Let $ \ f \ $ be integrable on $ \ E \ $.
Prove $ \ \int_E f(x)dx=\int_E f(x+t)dx \ $ where $ \ E=(-\infty, \infty) \ $ and $ \ E \ $ is measurable
Answer:
Since $ \ f \ $ is integrable , we have
$ \int_E f(x)dx <\infty \ $
Let $ E_1,E_2,......,E_N \ $ are the disjoint partition (interval) of $ E \ $ such that
$ f(x)=a_i , \ \ if \ \ x\in E_i \ $
Let $ \ \mu \ $ be the measure on E , then $ \ \mu(E)=|E| \ $
Then,
$ \int_E f(x)dx=\sum_{i=0}^{N} a_i |E_i|=\int_E f(t+x)dx \ \\ \\ \Rightarrow \int_E f(x)dx= \int_E f(t+x)dx $
(Proved)
But this concept works if $ \ f \ $ be a simple function.

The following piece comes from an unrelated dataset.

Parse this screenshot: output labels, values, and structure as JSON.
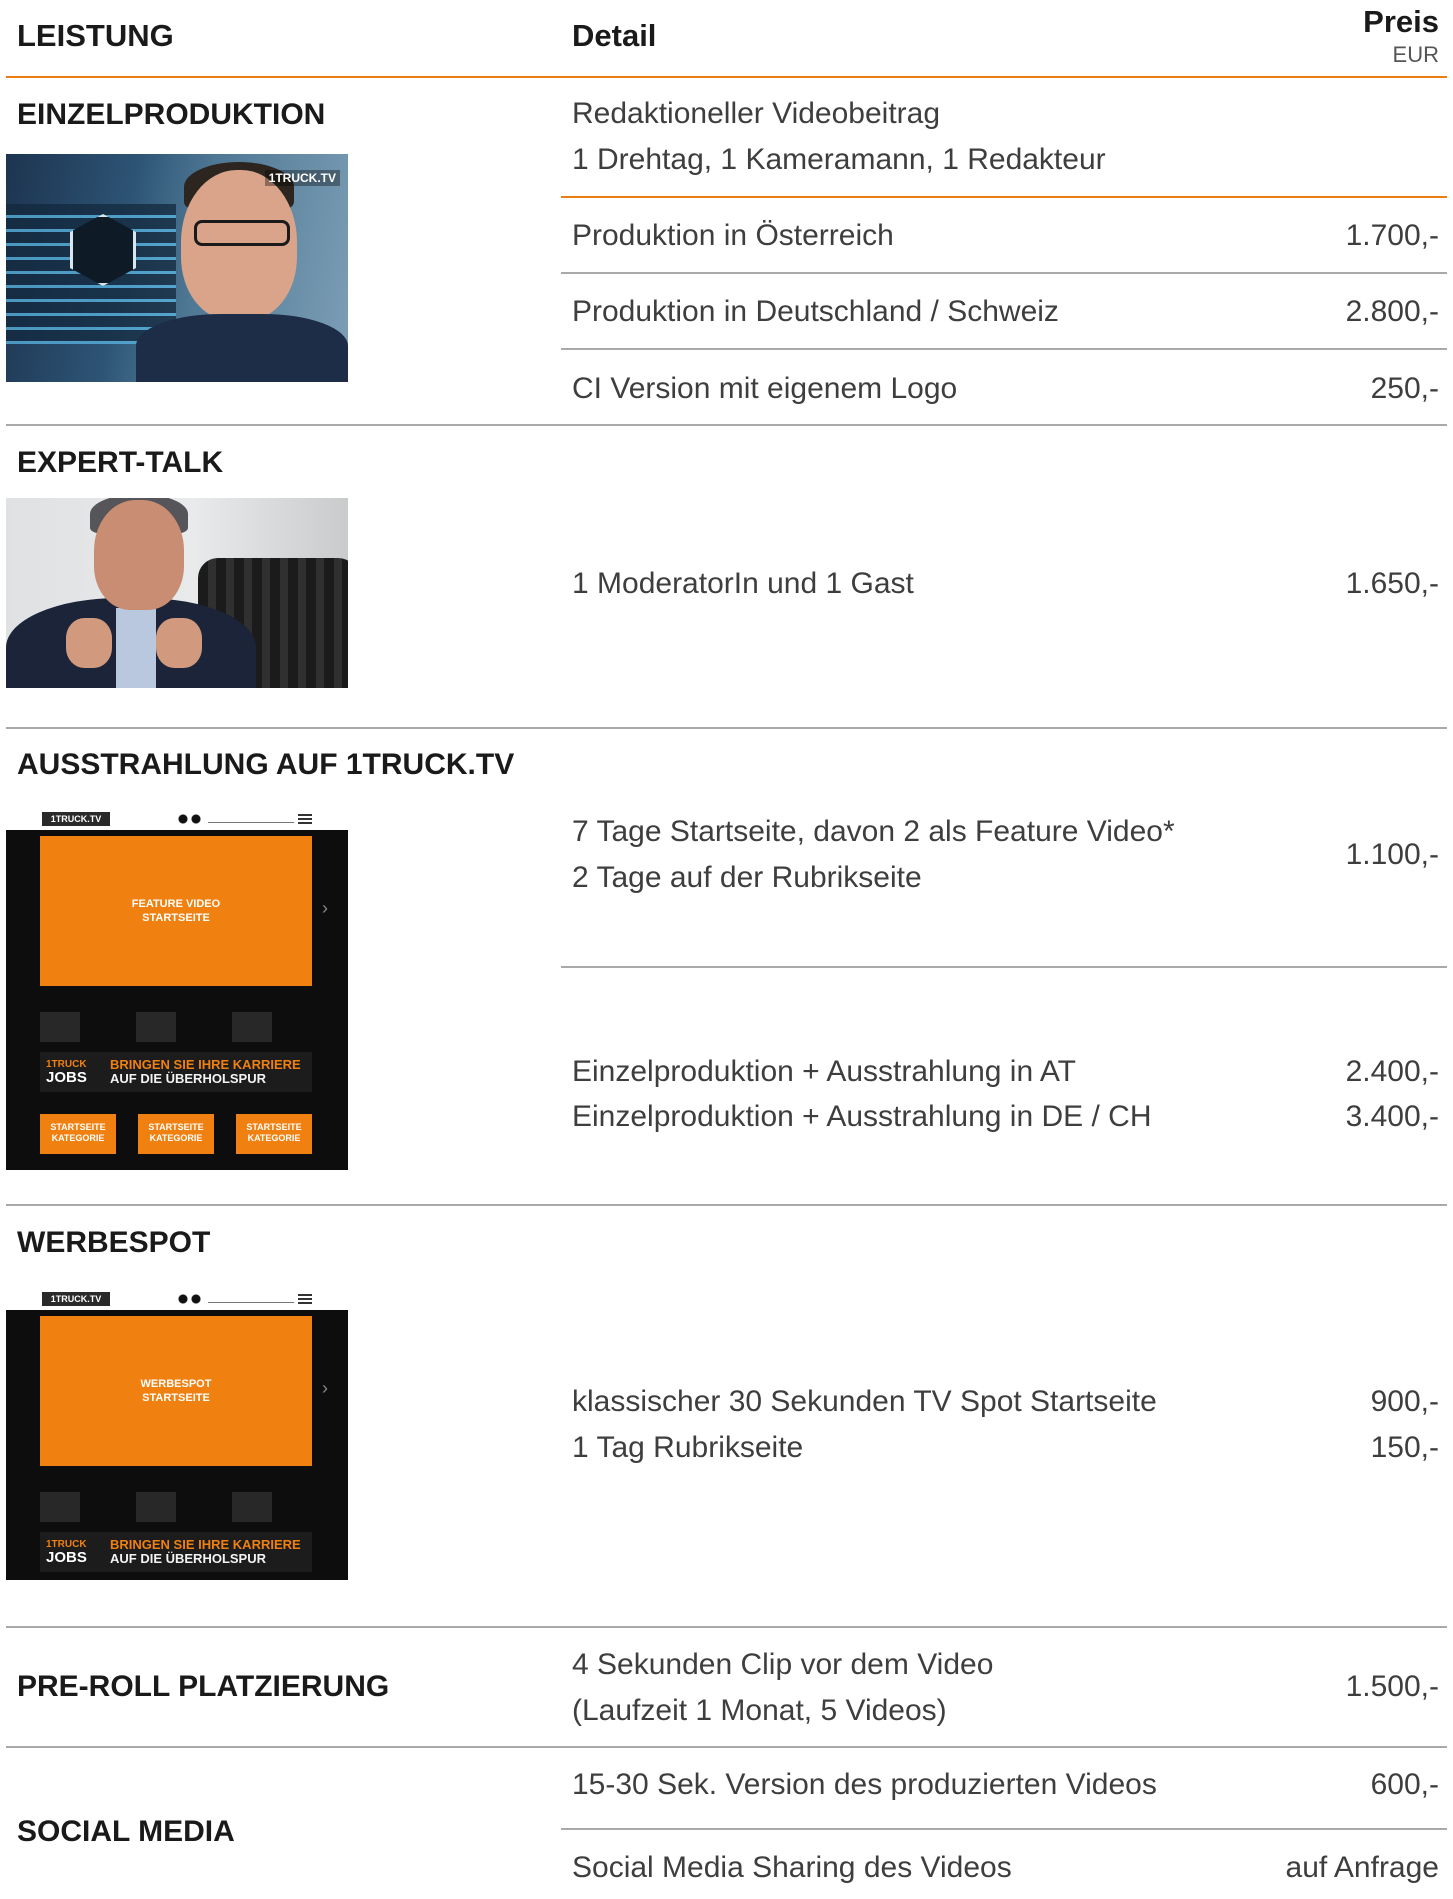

I need help to overcome this.
Assume first that $f\geq 0$, then find an increasing sequence $0\leq\varphi_{n}\leq f$ of simple functions such that $\varphi_{n}\uparrow f$ a.e., and we have by Monotone Convergence Theorem that \begin{align*} \int f=\lim_{n}\int\varphi_{n}=\lim_{n}\int\varphi_{n}(\cdot+t)=\int f(\cdot+t). \end{align*} For general functions $f$, split $f=f^{+}-f^{-}$ and tackle separately to $f^{+}$ and $f^{-}$.